Right now, we are seeing Hurricane Spain, which will be followed shortly by others. The UK is putting flood walls in place—to extend the metaphor—and reports are that central banks around the world are readying rescue operations in case the Greek elections result in even more political and financial turmoil. What we have learned at this point is that volatility will certainly continue.

So what the heck should we do as investors? I was at a conference sponsored by AQR the other day and was reminded of a counterintuitive fact known as the low-beta effect—that, in aggregate, low-beta stocks outperform high-beta stocks over time. In other words, lower risk, with risk expressed as volatility, has generated higher returns. This is the opposite of what we should expect, but it has been a consistent, empirical fact.

The exact reasons for why the low-beta effect occurs are up for debate. There are several good candidates, with leverage aversion the leader. Personally, I think it is probably a mix of the leading candidates. What matters, though, is the fact, which suggests to me that a focus on lower-volatility stocks makes a lot of sense in the current environment, where volatility can reasonably be expected to show up at some point—maybe soon.

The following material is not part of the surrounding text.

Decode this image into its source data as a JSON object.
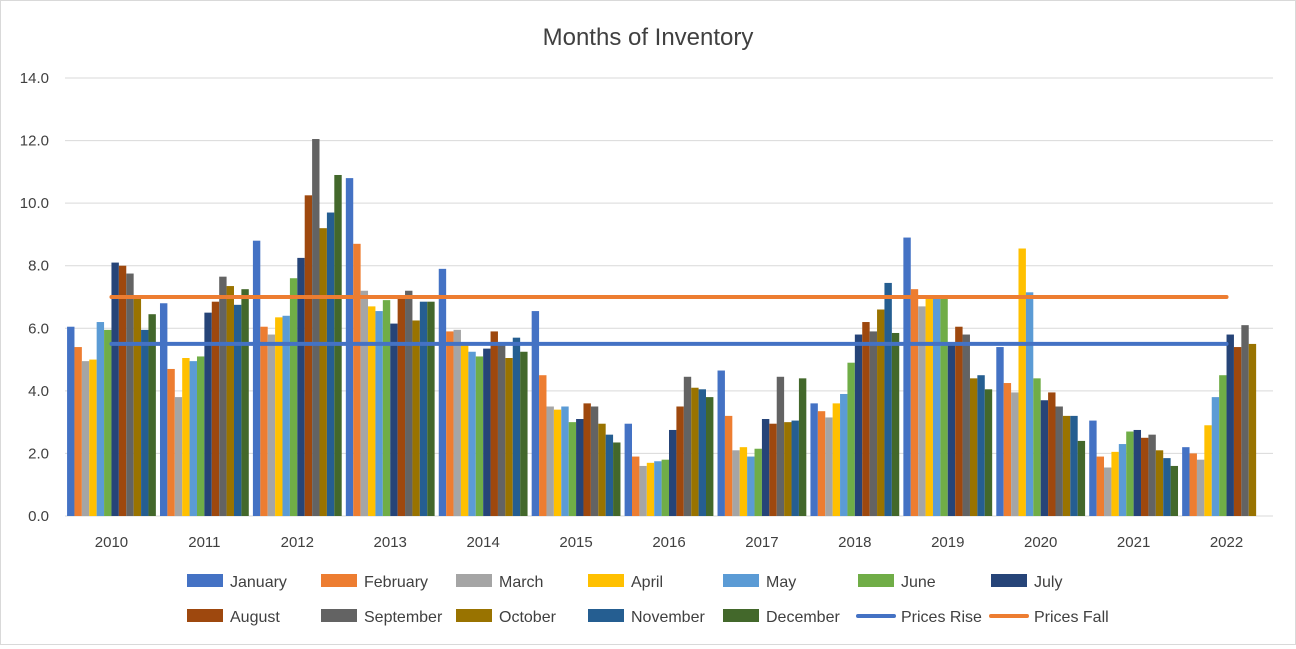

This actually dovetails nicely with other somewhat counterintuitive investment truths, such as that companies that pay dividends generally outperform companies that don’t over time. Dividend-paying companies also seem to exhibit lower betas—though I have not seen research that tests this—which would tie the two effects together even more directly. There are other, similar effects at work as well. Some good discussion of systematic return patterns can be found in What Works on Wall Street, by James O’Shaughnessy.

Taking advantage of these effects can potentially benefit investors in two ways. The first, of course, is potentially lower portfolio volatility. The second, hopefully, is potentially better returns. In any event, this type of strategy diversification should help mitigate portfolio risk. Even in a risky environment like today, there are ways to invest in equities that can help take some of the risk off the table. Strategy diversification can mean looking at the same assets in a different way—something that is good for everyone to do at least occasionally.

There is no guarantee that a diversified portfolio will enhance overall returns or outperform a no-diversified portfolio and diversification does not ensure against market risk. No program can guarantee that any objective or goal will be achieved. Past performance is not guarantee of future results.